An interesting CNN article by Richard Galant featuring Atul Gawande talking about the importance of checklists for Doctors (watch Atul’s recent TedTalk on the topic here, click here for Project Checklist).
While I agree that the volume of information now means we can’t know it all I find all this talk of the growing need for specialists has arisen not because it’s how we get better healthcare but because we’ve continued to have blind faith in a reactive model that is focused on fixing sickness. Sadly the fundamentals remain rather basic, boring, less profitable and involve changing behaviour: eat well, exercise more, have a family Doctor relationship, don’t smoke, etc.
For the record I don’t think checklists are new (despite Atul’s TedTalk claims I got a tour of Lord Ara Darzi’s surgical suite at St Mary’s Paddington nearly a DECADE ago and they had these as well as black box recorders!) and I’m a total checklist convert as I think anyone would be if they understand the story of how the Boeing B17 Flying Fortress (a plane declared “too much airplane for one man to fly”) in 1935 won orders and flew 1.8 million miles without an accident because of a checklist short enough to fit on an index card that was full of all the boring dumb stuff like “be sure all the doors are closed”.
But I firmly believe that we’re going to see the real disruption – and the opportunity to impact quality of patients lives – is going to originate from giving patients access to clinically validated checklists…

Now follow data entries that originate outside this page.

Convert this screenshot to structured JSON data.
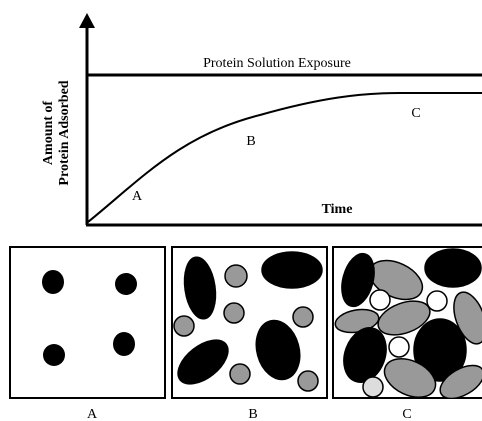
{
  "plot": {
    "y_label": [
      "Amount of",
      "Protein Adsorbed"
    ],
    "x_label": "Time",
    "exposure_label": "Protein Solution Exposure",
    "curve_labels": [
      "A",
      "B",
      "C"
    ]
  },
  "panels": [
    {
      "label": "A"
    },
    {
      "label": "B"
    },
    {
      "label": "C"
    }
  ]
}
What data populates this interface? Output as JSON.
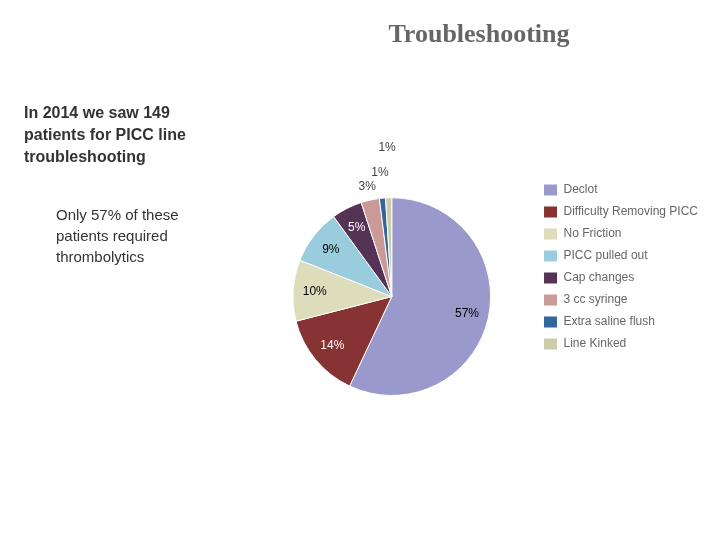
{
  "chart_data": {
    "type": "pie",
    "title": "Troubleshooting",
    "categories": [
      "Declot",
      "Difficulty Removing PICC",
      "No Friction",
      "PICC pulled out",
      "Cap changes",
      "3 cc syringe",
      "Extra saline flush",
      "Line Kinked"
    ],
    "values": [
      57,
      14,
      10,
      9,
      5,
      3,
      1,
      1
    ],
    "value_labels": [
      "57%",
      "14%",
      "10%",
      "9%",
      "5%",
      "3%",
      "1%",
      "1%"
    ],
    "colors": [
      "#9999cc",
      "#883333",
      "#ddddbb",
      "#99ccdd",
      "#553355",
      "#cc9999",
      "#336699",
      "#ccccaa"
    ],
    "data_labels": true,
    "legend": "right",
    "annotations": [
      "In 2014 we saw 149\npatients for PICC line\ntroubleshooting",
      "Only 57% of these\npatients required\nthrombolytics"
    ]
  }
}
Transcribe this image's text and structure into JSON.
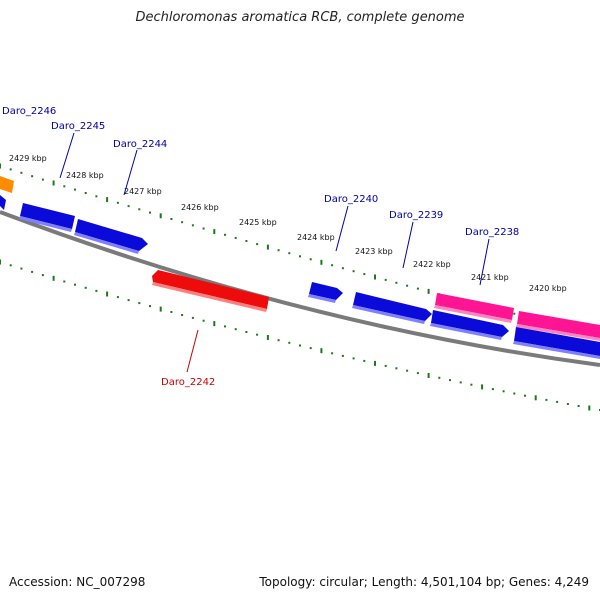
{
  "title": "Dechloromonas aromatica RCB, complete genome",
  "footer": {
    "accession": "Accession: NC_007298",
    "topology": "Topology: circular; Length: 4,501,104 bp; Genes: 4,249"
  },
  "colors": {
    "backbone": "#7a7a7a",
    "forward_gene": "#0b0bd9",
    "reverse_gene": "#ee0b0b",
    "pink_gene": "#ff1493",
    "orange_gene": "#ff8c00",
    "tick": "#1a7a1a",
    "forward_label": "#0000aa",
    "reverse_label": "#cc0000"
  },
  "ticks": [
    "2429 kbp",
    "2428 kbp",
    "2427 kbp",
    "2426 kbp",
    "2425 kbp",
    "2424 kbp",
    "2423 kbp",
    "2422 kbp",
    "2421 kbp",
    "2420 kbp"
  ],
  "gene_labels": [
    {
      "id": "Daro_2246",
      "text": "Daro_2246",
      "strand": "forward"
    },
    {
      "id": "Daro_2245",
      "text": "Daro_2245",
      "strand": "forward"
    },
    {
      "id": "Daro_2244",
      "text": "Daro_2244",
      "strand": "forward"
    },
    {
      "id": "Daro_2240",
      "text": "Daro_2240",
      "strand": "forward"
    },
    {
      "id": "Daro_2239",
      "text": "Daro_2239",
      "strand": "forward"
    },
    {
      "id": "Daro_2238",
      "text": "Daro_2238",
      "strand": "forward"
    },
    {
      "id": "Daro_2242",
      "text": "Daro_2242",
      "strand": "reverse"
    }
  ]
}
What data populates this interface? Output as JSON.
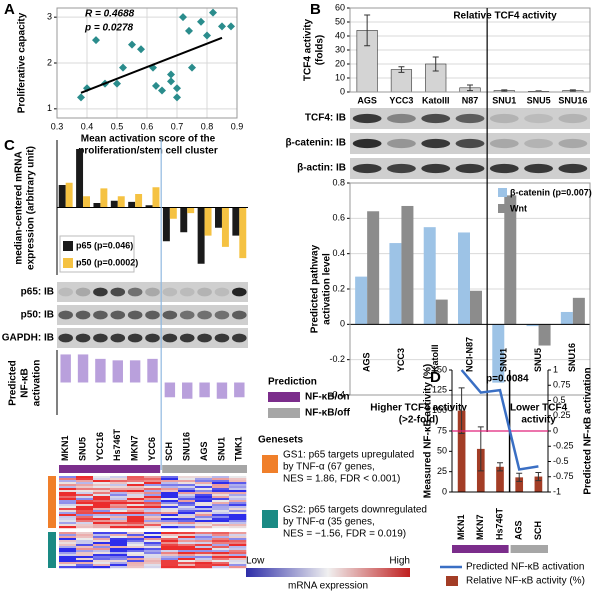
{
  "panel_labels": [
    "A",
    "B",
    "C",
    "D"
  ],
  "blots_b": [
    "TCF4: IB",
    "β-catenin: IB",
    "β-actin: IB"
  ],
  "blots_c": [
    "p65: IB",
    "p50: IB",
    "GAPDH: IB"
  ],
  "prediction_legend": {
    "title": "Prediction",
    "items": [
      "NF-κB/on",
      "NF-κB/off"
    ],
    "colors": [
      "#7b2d8b",
      "#a6a6a6"
    ]
  },
  "genesets": {
    "title": "Genesets",
    "gs1": [
      "GS1: p65 targets upregulated",
      "by TNF-α (67 genes,",
      "NES = 1.86, FDR < 0.001)"
    ],
    "gs1_color": "#f07f2a",
    "gs2": [
      "GS2: p65 targets downregulated",
      "by TNF-α (35 genes,",
      "NES = −1.56, FDR = 0.019)"
    ],
    "gs2_color": "#1a8a84"
  },
  "color_scale": {
    "low": "Low",
    "high": "High",
    "label": "mRNA expression"
  },
  "chart_data": [
    {
      "type": "scatter",
      "annotations": [
        "R = 0.4688",
        "p = 0.0278"
      ],
      "xlabel": [
        "Mean activation score of the",
        "proliferation/stem cell cluster"
      ],
      "ylabel": [
        "Proliferative capacity"
      ],
      "x": [
        0.38,
        0.4,
        0.43,
        0.46,
        0.5,
        0.52,
        0.55,
        0.58,
        0.62,
        0.63,
        0.65,
        0.68,
        0.68,
        0.7,
        0.7,
        0.72,
        0.74,
        0.75,
        0.78,
        0.8,
        0.82,
        0.85,
        0.88
      ],
      "values": [
        1.25,
        1.45,
        2.5,
        1.55,
        1.55,
        1.9,
        2.4,
        2.3,
        1.9,
        1.5,
        1.4,
        1.6,
        1.75,
        1.25,
        1.45,
        3.0,
        2.7,
        1.9,
        2.9,
        2.6,
        3.1,
        2.8,
        2.8
      ],
      "fit": {
        "x": [
          0.38,
          0.85
        ],
        "y": [
          1.35,
          2.55
        ]
      },
      "color": "#2a8c8c",
      "xlim": [
        0.3,
        0.9
      ],
      "xticks": [
        0.3,
        0.4,
        0.5,
        0.6,
        0.7,
        0.8,
        0.9
      ],
      "ylim": [
        0.8,
        3.2
      ],
      "yticks": [
        1,
        2,
        3
      ],
      "grid": true
    },
    {
      "type": "bar",
      "title": "Relative TCF4 activity",
      "ylabel": [
        "TCF4 activity",
        "(folds)"
      ],
      "categories": [
        "AGS",
        "YCC3",
        "KatoIII",
        "N87",
        "SNU1",
        "SNU5",
        "SNU16"
      ],
      "values": [
        44,
        16,
        20,
        3,
        1,
        0.5,
        1
      ],
      "errors": [
        11,
        2,
        5,
        2,
        0.5,
        0.3,
        0.5
      ],
      "color": "#d4d4d4",
      "ylim": [
        0,
        60
      ],
      "yticks": [
        0,
        10,
        20,
        30,
        40,
        50,
        60
      ],
      "grid": true
    },
    {
      "type": "bar",
      "ylabel": [
        "Predicted pathway",
        "activation level"
      ],
      "categories": [
        "AGS",
        "YCC3",
        "KatoIII",
        "NCI-N87",
        "SNU1",
        "SNU5",
        "SNU16"
      ],
      "series": [
        {
          "name": "β-catenin (p=0.007)",
          "color": "#9dc3e6",
          "values": [
            0.27,
            0.46,
            0.55,
            0.52,
            -0.33,
            -0.01,
            0.07
          ]
        },
        {
          "name": "Wnt",
          "color": "#8c8c8c",
          "values": [
            0.64,
            0.67,
            0.14,
            0.19,
            0.73,
            -0.12,
            0.15
          ]
        }
      ],
      "group_labels": [
        [
          "Higher TCF4 activity",
          "(>2-fold)"
        ],
        [
          "Lower TCF4",
          "activity"
        ]
      ],
      "ylim": [
        -0.4,
        0.8
      ],
      "yticks": [
        -0.4,
        -0.2,
        0,
        0.2,
        0.4,
        0.6,
        0.8
      ],
      "grid": true
    },
    {
      "type": "bar",
      "ylabel": [
        "median-centered mRNA",
        "expression (arbitrary unit)"
      ],
      "series": [
        {
          "name": "p65 (p=0.046)",
          "color": "#1a1a1a",
          "values": [
            0.2,
            0.52,
            0.04,
            0.06,
            0.05,
            0.02,
            -0.3,
            -0.22,
            -0.5,
            -0.18,
            -0.25
          ]
        },
        {
          "name": "p50 (p=0.0002)",
          "color": "#f5c242",
          "values": [
            0.22,
            0.1,
            0.17,
            0.1,
            0.12,
            0.18,
            -0.1,
            -0.05,
            -0.25,
            -0.35,
            -0.45
          ]
        }
      ],
      "ylim": [
        -0.6,
        0.6
      ]
    },
    {
      "type": "bar",
      "ylabel": [
        "Predicted",
        "NF-κB",
        "activation"
      ],
      "categories": [
        "MKN1",
        "SNU5",
        "YCC16",
        "Hs746T",
        "MKN7",
        "YCC6",
        "SCH",
        "SNU16",
        "AGS",
        "SNU1",
        "TMK1"
      ],
      "values": [
        0.95,
        0.95,
        0.8,
        0.75,
        0.75,
        0.8,
        -0.5,
        -0.55,
        -0.5,
        -0.55,
        -0.5
      ],
      "color": "#b9a0dc",
      "ylim": [
        -1.1,
        1.1
      ]
    },
    {
      "type": "combo",
      "annotations": [
        "p=0.0084"
      ],
      "ylabel": [
        "Measured NF-κB activity (%)"
      ],
      "y2label": [
        "Predicted NF-κB activation"
      ],
      "categories": [
        "MKN1",
        "MKN7",
        "Hs746T",
        "AGS",
        "SCH"
      ],
      "series": [
        {
          "name": "Relative NF-κB activity (%)",
          "type": "bar",
          "color": "#a33d26",
          "values": [
            100,
            53,
            31,
            18,
            19
          ],
          "errors": [
            28,
            27,
            5,
            5,
            5
          ]
        },
        {
          "name": "Predicted NF-κB activation",
          "type": "line",
          "axis": "y2",
          "color": "#3a6fc4",
          "values": [
            1,
            0.63,
            0.67,
            -0.63,
            -0.58
          ]
        }
      ],
      "ylim": [
        0,
        150
      ],
      "yticks": [
        0,
        25,
        50,
        75,
        100,
        125,
        150
      ],
      "y2lim": [
        -1,
        1
      ],
      "y2ticks": [
        -1,
        -0.75,
        -0.5,
        -0.25,
        0,
        0.25,
        0.5,
        0.75,
        1
      ]
    }
  ]
}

Sadly Doctors checklists don’t get the scrutiny of their counterparts in the aviation industry, where it’s very hard to cover up a mistake, it’s your own life at stake, there are effective whistleblowing systems in place, etc. As a result I can only see change happening and the workings of the healthcare system being called to account once patients are empowered with interactive checklists.
Now you could give billions in state funding to encourage Doctors to adopt checklists but they’ll only really do this when they have to. It’s obvious to me that patient access to their information and documentation of their encounters is what will make them have to.